Slightly smaller than a coaster, the hardware component of Saent is a small bluetooth-enabled plastic button. When paired with your desktop — the company is planning a Windows and Mac app — a touch of the button will launch what the company calls a “focused work session.” Each session, which is either 30, 50 or 90 minutes long, will block apps and websites that are designated as “unproductive.” An indicator light on the deice will track your progress during yours focused work session with the indicator filling up as you get closer to finishing.

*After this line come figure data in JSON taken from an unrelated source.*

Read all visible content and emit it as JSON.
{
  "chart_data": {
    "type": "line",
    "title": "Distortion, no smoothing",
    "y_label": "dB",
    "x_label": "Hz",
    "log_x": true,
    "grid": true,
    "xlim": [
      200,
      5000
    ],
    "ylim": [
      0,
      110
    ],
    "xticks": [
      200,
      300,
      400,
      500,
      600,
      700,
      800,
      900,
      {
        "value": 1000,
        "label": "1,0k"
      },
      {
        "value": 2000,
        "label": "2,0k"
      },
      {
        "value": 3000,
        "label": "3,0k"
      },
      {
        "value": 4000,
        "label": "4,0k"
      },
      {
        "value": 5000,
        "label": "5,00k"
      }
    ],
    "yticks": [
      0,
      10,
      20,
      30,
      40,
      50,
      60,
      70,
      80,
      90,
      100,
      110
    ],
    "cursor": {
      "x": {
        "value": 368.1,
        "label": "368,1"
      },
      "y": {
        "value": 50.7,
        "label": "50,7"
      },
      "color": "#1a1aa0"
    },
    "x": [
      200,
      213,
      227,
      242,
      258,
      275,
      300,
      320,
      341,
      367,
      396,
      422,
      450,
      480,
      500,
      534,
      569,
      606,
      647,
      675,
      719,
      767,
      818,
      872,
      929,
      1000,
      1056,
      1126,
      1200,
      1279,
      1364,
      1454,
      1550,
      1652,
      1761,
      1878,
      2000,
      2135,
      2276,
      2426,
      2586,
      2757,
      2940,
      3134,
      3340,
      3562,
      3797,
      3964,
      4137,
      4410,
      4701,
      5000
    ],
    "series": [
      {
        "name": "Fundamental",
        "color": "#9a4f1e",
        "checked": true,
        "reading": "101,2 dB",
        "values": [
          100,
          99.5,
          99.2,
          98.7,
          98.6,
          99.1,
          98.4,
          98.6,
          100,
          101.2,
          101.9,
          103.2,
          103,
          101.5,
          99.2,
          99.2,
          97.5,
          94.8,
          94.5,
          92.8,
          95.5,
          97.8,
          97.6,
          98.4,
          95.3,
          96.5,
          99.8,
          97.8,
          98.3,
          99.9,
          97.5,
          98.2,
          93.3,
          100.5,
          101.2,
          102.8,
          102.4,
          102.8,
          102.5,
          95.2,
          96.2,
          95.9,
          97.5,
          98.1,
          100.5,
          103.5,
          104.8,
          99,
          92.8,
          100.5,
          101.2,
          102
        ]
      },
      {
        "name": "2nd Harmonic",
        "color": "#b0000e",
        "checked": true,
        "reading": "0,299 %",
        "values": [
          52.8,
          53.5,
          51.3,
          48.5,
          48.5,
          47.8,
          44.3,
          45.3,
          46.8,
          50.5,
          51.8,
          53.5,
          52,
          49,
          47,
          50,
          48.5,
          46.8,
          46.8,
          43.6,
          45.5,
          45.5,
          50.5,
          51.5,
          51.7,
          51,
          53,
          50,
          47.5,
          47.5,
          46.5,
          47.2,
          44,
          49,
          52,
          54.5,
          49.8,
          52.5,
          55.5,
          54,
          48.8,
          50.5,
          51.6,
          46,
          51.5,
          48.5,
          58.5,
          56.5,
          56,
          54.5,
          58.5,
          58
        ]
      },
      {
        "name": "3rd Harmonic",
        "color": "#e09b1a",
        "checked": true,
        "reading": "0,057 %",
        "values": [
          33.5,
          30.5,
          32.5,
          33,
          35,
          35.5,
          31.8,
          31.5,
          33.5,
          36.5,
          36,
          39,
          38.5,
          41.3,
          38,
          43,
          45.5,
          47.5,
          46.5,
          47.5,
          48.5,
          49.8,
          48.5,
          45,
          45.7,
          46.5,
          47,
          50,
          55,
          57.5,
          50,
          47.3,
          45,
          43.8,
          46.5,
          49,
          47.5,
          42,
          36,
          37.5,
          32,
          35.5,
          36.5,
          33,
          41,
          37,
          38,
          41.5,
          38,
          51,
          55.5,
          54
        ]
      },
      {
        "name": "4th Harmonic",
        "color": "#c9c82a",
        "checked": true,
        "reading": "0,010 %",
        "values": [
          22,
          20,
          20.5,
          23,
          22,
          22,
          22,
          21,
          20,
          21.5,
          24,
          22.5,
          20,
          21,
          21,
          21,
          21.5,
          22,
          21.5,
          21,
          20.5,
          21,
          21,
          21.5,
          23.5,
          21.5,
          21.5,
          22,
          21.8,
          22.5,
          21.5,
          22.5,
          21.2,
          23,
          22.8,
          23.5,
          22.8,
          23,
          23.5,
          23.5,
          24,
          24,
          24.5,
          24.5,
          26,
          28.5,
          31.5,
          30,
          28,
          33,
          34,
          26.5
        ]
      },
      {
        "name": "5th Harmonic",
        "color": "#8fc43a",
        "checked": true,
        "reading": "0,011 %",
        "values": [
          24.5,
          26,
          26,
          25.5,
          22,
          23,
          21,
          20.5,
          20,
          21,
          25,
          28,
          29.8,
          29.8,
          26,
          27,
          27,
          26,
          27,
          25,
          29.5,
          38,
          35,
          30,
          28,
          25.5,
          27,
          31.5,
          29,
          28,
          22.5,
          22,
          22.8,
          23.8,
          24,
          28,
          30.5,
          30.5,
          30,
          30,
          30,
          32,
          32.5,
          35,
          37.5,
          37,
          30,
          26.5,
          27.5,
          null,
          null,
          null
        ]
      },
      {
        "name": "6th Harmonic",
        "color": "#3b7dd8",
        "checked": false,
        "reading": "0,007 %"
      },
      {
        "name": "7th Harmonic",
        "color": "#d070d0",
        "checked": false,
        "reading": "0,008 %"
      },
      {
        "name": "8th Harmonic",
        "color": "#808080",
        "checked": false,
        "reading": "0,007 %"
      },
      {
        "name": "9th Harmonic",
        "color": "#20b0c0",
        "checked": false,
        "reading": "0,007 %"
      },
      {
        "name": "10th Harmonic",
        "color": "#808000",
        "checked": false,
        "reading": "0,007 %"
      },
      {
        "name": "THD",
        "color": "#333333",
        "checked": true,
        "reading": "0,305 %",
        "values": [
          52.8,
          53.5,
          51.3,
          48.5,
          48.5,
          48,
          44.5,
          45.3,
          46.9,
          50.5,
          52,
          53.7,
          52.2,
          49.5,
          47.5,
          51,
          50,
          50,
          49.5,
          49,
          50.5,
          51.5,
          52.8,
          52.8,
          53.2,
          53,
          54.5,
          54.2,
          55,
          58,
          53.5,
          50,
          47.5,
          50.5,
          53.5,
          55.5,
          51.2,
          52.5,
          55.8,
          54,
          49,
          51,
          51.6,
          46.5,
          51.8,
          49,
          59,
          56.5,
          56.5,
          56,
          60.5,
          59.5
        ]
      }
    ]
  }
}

As you complete more focused work sessions, you accumulate points, which are tracked in the app’s dashboard. Coworkers and friends are able to follow one another and compete for points within the app. The accompanying software also generates reports based on your behavior, such as the times of the day when you are most and least productive. Future versions of the software will be able to make personalized recommendations based on your previous habits, the company says.
Though the software also works as a standalone app, Saent cofounder Tim Metz, a self-described productivity expert, says the physical device is key for long-term success. “If it’s just virtual you’re probably going to forget about it,” Metz said, noting that productivity apps are easily ignored if they only live on your phone or computer. “If you have a physical or visual cue, that makes any behavior change much stronger if there’s something in the environment to actually remind you.”
The company is currently crowd-funding Saent’s launch through Indiegogo. Metz said he expects the device and desktop apps will be available to backers beginning in November and mobile apps will be available later on. The device costs $39 during the Indiegogo campaign and will cost between $49 and $69 after the crowd-funding period. The desktop apps will follow a freemium model with subscriptions ranging from $5 to $10 a month.